Seems someone has got their po’ wittle fee-fees hurt.
Sunday I wrote about the Yves Smith kerfluffle. You know, if someone calls you a sellout (or makes other, less flattering characterizations) you have two choices- ignore it or own it.
Now as I’ve always chosen to embrace every vice (unless you have something new and inventive to suggest), my typical response is “Yeah, so?” The Roosevelt Institute has, on the other hand, decided that Yves’ shoe fits and attempts to defend their neoliberal policy prescriptions as progressive.
What are those prescriptions? I’m glad you asked. Jon Walker has a handy little roundup-
Peterson Foundation Proposals From the Roosevelt Institute, CAP and EPI Abandon Progressive Policy
By: Jon Walker, Firedog Lake
Monday June 6, 2011 9:43 am
While Medicare and Medicaid are technically what drives government spending, they are not the problem. They are both dramatically more cost effective than our broken private insurance system, which is what is actually driving all our health care cost radically higher than the rest of the industrialized world. The projected deficit is due mainly to historically low tax rates, massively unnecessary military spending and most importantly a totally broken health care system.
The “progressive” solution to our current health care problems has historically been to copy the models of nations with cheaper and more efficient systems: it could be fixed by adopting the progressive solutions of socialized medicine (VA for all), or single payer (Medicare for all). If those are “too big a change,” most of the benefits of single payer can be replicated following the model of countries like Germany and Japan and adopting all-payer, where the government plays a role in setting uniformed reimbursement rates that all private insurance companies most pay. Adopting any of these models would effectively eliminate our long term deficit.
Yet none of the three “liberals” deficit plans even come close to calling for any of these proven progressive solutions for health care. Only one of them, EPI, includes a moderately strong public option. “Tort reform” gets more play than single payer.
…
Note that the Roosevelt Institute plan doesn’t even call for what became the significant progressive compromise from single payer in the health care debate, an immediate public option.

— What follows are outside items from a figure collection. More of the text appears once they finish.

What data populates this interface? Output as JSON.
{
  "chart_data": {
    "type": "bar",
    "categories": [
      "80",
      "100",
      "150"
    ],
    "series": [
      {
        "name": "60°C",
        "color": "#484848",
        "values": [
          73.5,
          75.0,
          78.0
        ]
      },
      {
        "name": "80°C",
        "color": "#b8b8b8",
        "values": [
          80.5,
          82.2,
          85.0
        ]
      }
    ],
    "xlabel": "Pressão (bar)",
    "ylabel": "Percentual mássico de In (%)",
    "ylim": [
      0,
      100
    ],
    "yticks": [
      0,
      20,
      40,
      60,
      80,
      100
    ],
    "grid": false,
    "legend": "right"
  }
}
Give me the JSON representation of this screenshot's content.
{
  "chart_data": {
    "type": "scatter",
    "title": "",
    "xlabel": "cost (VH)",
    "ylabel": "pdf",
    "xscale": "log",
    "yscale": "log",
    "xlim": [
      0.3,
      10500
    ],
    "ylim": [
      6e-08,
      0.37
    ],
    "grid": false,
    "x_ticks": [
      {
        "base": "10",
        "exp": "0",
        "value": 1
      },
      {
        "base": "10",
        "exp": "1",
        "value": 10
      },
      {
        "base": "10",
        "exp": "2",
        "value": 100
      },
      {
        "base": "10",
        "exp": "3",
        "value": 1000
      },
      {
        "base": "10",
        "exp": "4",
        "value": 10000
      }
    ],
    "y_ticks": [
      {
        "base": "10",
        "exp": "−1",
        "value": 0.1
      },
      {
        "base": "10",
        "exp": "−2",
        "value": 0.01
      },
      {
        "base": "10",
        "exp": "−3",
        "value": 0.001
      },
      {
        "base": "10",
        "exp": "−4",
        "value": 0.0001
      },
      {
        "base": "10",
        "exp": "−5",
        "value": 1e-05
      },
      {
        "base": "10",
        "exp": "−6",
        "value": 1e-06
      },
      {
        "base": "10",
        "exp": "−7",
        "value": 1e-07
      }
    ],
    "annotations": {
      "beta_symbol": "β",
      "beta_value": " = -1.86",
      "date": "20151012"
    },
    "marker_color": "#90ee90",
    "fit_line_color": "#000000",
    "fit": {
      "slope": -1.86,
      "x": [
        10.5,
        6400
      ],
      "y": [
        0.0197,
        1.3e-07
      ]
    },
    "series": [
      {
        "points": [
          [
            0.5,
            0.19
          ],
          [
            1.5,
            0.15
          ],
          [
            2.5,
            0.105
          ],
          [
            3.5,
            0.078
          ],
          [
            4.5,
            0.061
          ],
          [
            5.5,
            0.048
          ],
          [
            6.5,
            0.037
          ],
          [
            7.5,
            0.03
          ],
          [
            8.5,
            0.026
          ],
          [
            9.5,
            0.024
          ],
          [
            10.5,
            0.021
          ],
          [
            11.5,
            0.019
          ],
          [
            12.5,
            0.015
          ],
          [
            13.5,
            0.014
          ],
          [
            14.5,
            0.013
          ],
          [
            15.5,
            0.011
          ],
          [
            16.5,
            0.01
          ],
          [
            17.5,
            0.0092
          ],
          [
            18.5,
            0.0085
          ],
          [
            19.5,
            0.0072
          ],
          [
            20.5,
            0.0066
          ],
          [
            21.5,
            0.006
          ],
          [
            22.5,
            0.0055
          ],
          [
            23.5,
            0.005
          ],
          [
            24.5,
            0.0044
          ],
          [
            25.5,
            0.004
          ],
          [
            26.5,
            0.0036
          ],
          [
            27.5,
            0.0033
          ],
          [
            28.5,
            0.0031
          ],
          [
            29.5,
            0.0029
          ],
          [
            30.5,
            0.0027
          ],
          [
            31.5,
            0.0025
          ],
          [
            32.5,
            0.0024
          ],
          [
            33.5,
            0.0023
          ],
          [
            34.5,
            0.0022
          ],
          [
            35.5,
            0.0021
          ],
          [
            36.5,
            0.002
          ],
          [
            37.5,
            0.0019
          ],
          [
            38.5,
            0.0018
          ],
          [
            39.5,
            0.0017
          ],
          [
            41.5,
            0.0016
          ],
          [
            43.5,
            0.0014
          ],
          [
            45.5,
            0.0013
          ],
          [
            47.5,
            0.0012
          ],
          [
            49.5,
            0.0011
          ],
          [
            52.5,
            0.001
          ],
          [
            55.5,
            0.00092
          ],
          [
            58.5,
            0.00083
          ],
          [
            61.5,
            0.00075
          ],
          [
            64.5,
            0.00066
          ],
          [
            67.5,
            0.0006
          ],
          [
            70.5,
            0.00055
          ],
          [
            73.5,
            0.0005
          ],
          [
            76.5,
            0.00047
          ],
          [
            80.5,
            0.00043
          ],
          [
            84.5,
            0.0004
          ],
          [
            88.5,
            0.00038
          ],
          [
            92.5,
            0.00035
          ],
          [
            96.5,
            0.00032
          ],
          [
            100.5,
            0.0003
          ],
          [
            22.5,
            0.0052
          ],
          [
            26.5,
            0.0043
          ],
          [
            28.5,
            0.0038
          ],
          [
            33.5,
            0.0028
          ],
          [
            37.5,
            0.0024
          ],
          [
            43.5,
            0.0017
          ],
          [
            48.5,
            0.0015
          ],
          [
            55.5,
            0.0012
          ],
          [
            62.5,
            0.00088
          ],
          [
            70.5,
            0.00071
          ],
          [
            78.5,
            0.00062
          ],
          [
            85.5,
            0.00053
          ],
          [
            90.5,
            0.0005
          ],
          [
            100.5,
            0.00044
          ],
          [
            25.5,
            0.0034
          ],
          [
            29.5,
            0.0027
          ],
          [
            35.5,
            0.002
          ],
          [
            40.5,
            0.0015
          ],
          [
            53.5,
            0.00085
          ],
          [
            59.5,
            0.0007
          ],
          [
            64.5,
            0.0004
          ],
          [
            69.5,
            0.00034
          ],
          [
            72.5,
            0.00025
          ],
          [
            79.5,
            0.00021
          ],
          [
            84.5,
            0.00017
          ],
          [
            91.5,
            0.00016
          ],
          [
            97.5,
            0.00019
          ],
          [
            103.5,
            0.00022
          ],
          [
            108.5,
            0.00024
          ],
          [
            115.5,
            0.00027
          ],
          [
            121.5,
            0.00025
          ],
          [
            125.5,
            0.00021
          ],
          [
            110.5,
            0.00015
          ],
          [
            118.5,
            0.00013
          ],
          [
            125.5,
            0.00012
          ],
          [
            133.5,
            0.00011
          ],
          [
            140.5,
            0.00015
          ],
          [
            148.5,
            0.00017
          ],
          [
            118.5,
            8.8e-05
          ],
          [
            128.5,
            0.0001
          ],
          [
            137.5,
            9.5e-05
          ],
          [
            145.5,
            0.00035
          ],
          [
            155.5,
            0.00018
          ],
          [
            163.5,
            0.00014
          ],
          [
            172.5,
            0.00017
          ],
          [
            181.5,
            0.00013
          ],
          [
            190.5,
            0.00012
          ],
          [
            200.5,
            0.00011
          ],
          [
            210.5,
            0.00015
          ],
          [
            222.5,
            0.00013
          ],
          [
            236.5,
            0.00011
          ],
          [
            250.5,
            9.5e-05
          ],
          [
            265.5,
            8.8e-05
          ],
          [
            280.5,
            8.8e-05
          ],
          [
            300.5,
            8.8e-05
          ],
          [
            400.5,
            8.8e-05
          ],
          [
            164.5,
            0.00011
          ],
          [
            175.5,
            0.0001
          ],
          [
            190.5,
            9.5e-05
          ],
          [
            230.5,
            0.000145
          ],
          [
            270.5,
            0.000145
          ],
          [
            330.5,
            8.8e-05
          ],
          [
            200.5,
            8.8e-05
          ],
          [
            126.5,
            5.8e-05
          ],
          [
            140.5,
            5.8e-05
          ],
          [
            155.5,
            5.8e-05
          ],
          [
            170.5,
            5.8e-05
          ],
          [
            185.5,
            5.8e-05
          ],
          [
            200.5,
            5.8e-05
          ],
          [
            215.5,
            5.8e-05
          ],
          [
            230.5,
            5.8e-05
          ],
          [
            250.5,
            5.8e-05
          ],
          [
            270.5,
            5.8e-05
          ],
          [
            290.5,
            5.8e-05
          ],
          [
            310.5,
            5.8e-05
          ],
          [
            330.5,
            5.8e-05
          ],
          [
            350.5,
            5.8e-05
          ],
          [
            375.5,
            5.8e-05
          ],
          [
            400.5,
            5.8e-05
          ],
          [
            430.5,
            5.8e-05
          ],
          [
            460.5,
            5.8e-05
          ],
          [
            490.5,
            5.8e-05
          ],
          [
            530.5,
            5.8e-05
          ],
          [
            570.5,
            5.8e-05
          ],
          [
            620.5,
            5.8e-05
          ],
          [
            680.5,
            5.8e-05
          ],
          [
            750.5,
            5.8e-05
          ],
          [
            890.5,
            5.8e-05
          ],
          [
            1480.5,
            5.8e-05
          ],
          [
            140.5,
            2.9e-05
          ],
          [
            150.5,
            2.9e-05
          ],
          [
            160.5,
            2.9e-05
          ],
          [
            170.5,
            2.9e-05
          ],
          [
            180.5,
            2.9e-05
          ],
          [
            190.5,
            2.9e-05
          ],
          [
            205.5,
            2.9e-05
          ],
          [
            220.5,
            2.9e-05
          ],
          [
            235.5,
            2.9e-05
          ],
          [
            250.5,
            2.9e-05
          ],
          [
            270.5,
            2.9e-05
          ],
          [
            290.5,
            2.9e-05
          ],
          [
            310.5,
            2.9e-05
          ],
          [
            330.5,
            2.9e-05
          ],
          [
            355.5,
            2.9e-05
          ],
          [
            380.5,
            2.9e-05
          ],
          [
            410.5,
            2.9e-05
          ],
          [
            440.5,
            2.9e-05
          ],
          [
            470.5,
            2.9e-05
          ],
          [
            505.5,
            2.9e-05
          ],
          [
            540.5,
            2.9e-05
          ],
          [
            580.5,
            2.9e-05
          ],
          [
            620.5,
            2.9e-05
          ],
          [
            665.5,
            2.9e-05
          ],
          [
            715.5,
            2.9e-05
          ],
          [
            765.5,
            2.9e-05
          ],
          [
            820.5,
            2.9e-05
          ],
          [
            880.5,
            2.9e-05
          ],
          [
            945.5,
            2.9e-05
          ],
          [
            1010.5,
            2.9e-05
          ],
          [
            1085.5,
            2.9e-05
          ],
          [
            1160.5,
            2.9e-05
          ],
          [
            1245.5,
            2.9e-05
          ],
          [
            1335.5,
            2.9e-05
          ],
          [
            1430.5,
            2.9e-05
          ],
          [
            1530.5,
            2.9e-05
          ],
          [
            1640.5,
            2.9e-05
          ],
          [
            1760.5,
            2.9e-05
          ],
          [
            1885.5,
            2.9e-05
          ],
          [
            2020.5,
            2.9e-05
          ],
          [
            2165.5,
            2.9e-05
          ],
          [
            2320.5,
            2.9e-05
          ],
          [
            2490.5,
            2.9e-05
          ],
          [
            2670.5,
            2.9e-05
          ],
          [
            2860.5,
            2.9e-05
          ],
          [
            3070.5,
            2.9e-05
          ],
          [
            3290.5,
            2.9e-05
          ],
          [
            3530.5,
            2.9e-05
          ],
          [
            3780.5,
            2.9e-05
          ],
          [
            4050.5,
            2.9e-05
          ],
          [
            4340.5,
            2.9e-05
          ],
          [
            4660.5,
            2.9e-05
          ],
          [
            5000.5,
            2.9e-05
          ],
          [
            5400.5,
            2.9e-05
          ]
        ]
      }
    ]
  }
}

Instead, it calls only for a “trigger” that might make a public option available at the earliest by 2022 if cost(s) continue to increase. If a robust public option can significantly reduce the deficit, which the CBO has concluded, what possible justification exists for waiting a decade to use it? So the Roosevelt Institute plan to reduce the deficit is to needlessly waste a few hundred billion dollars.
…
In isolation many of these ideas are nice, but the totality of them is incredibly timid. Yes, we could save some money if Medicare negotiated directly for drug prices for seniors, but everyone could save significantly more money if Medicare negotiated lower drug prices for everyone through a single payer system or all-payer.Given that as a country we probably spend $500 billion more a year than we need to on health care, is it truly depressing that these so-called progressive groups have totally abandoned even talking about a proven solution to our deficit and health care issues.
On an international level I would go so far as to say these three liberal health care plans are all significantly to the right of basically even center-right party in the rest of the industrialized world on health care.
If these constitute the “left flank” of the political discussion around the pressing issue of health care costs in America, we as a country are screwed.
2 comments
Author
was fronted paged at FDL by Jane. The comments were quite to the point that RI had sold out to the right. I read the article at RI as well and the comments were even more scathing.
I wish we would stop labeling the Democratic policies as “neo-liberal”. The fact is those policies are right wing conservative. I believe in truth in packaging.